L’éolien détruit la biodiversité (et les paysages)
Le suivi environnemental de ce parc pour l’année 2020 montrait en effet des résultats de mortalité exorbitants de 147 oiseaux et 10 chiroptères par éolienne et par an, soit 1099 mortalités pour l’ensemble du parc en une année ! L’éolien détruit indubitablement notre biodiversité. On se souvient d’ailleurs qu’un Aigle Royal avait été retrouvé mort le 16 janvier 2023 au pied de l’une des sept éoliennes de Bernagues, malgré le ralentissement de ses pales par un système de détection de l’avifaune (SDA) parfaitement fonctionnel.

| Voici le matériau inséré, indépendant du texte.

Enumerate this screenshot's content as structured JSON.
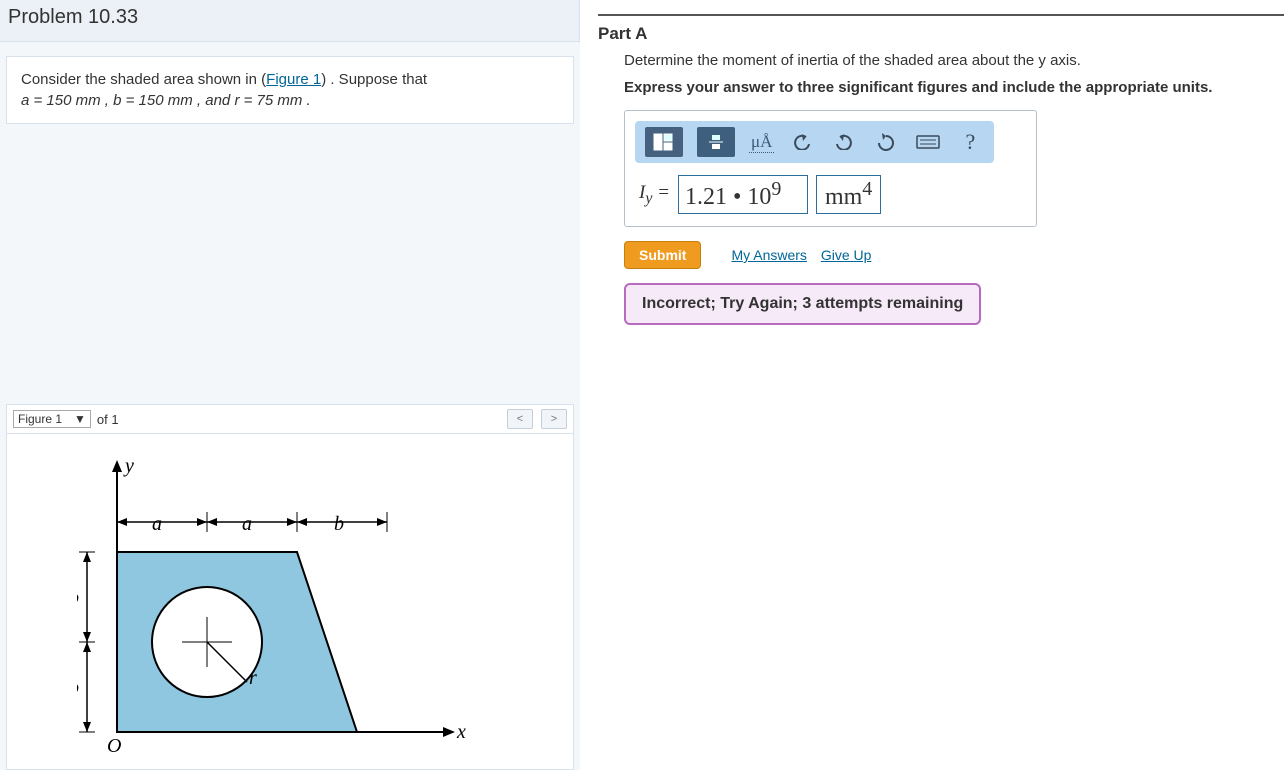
{
  "problem": {
    "title": "Problem 10.33",
    "text_prefix": "Consider the shaded area shown in (",
    "figure_link": "Figure 1",
    "text_suffix": ") . Suppose that ",
    "params_line": "a = 150  mm , b = 150  mm , and r = 75  mm ."
  },
  "figure": {
    "selector_label": "Figure 1",
    "of_label": "of 1",
    "labels": {
      "y": "y",
      "x": "x",
      "a": "a",
      "b": "b",
      "r": "r",
      "O": "O"
    }
  },
  "part": {
    "title": "Part A",
    "question": "Determine the moment of inertia of the shaded area about the y axis.",
    "hint": "Express your answer to three significant figures and include the appropriate units.",
    "var_label": "I",
    "var_sub": "y",
    "equals": " = ",
    "answer_value": "1.21 • 10",
    "answer_exp": "9",
    "unit_value": "mm",
    "unit_exp": "4",
    "submit_label": "Submit",
    "my_answers": "My Answers",
    "give_up": "Give Up",
    "feedback": "Incorrect; Try Again; 3 attempts remaining",
    "toolbar": {
      "uA": "μÅ",
      "help": "?"
    }
  }
}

La plainte avait été déposée par les associations Sites & Monuments, agréée pour la protection de l’environnement dans le cadre national, Vigilance Patrimoine Paysager et Naturel (VPPN) et Protection des Paysages et Ressources de l’Escandorgue et du Lodévois (APPREL), qui avaient, par ailleurs, fait constater par les juridictions administratives, puis civiles, l’illégalité du permis de construire, puis fait condamner le promoteur à démonter ses éoliennes sous astreinte (affaire pendante pour la seconde fois devant la cour de cassation, le délibéré étant fixé au 30 avril 2025). Bien que n’ayant jamais été parties à cette phase contentieuse, entamée vingt ans plus tôt, les associations FNE et LPO avaient déposé plainte de leur côté pour les mêmes faits.

Le tribunal correctionnel de Montpellier, qui a joint l’instruction de ces différentes plaintes, poursuivait notamment la société Energie Renouvelable du Languedoc et son gérant, pour la mort d’un Aigle Royal, espèce protégée au titre de l’article L. 411-1 du code de l’Environnement :
Des sanction pénales inédites
Au terme de l’instruction, le Tribunal les a reconnus coupables des faits reprochés et condamnés aux peines suivantes :
- Sur le plan pénal :
Pour la société ERL : 200 000 € d’amende, dont 100 000 € avec sursis (cette somme sera due si des faits similaires se reproduisent dans les cinq ans) ;
Pour son gérant : 40 000 € d’amende, dont 20 000 € avec sursis ;
Le tribunal correctionnel de Montpellier a ajouté à ces condamnations pécuniaires une peine complémentaire de suspension de l’activité de la centrale éolienne pendant une année, cette peine étant assortie de l’exécution provisoire (cette obligation s’applique par conséquent même après appel de la décision).
- Sur le plan civil :
La société ERL est condamnée à verser à chacune des cinq associations ayant déposé plainte la somme de 6000 euros de dommages et intérêts, outre 1000 euros au titre des frais de justice.
Enfin, cette condamnation est assortie d’une obligation pour la société ERL de publier, à ses frais, dans un délai d’un mois sous astreinte de 100 € par jour de retard, sa condamnation dans les journaux Le Monde, Reporterre et Le Midi Libre.
Cette décision est une victoire en particulier en ce qu’elle ordonne - avec exécution provisoire - la suspension de l’activité du Parc pour une année.
FNE et LPO en quête de cohérence

Il est particulièrement malvenu pour FNE de crier victoire dans un communiqué, tout en expliquant dans son cahier d’acteur de la Programmation pluriannuelle de l’énergie 2025-2035 (PPE3) que "l’objectif [de doublement de la production d’électricité éolienne] est insuffisant alors que l’éolien est une ENR majeure du mix de demain" (voir ci-dessus). Or, les éoliennes sont toutes nuisibles à la biodiversité, sans pouvoir raisonnablement distinguer entre les "bonnes" et les "mauvaises" (elles tuent en moyenne sept oiseaux par an, ce qui peut être dramatique pour certaines espèces). Cette position, qui sacrifie selon nous l’essentiel (voir notre cahier d’acteur), est induite par un antinucléarisme de principe, désaccord entre nos associations que souligne la CNDP dans sa synthèse des cahiers d’acteurs de la PPE3.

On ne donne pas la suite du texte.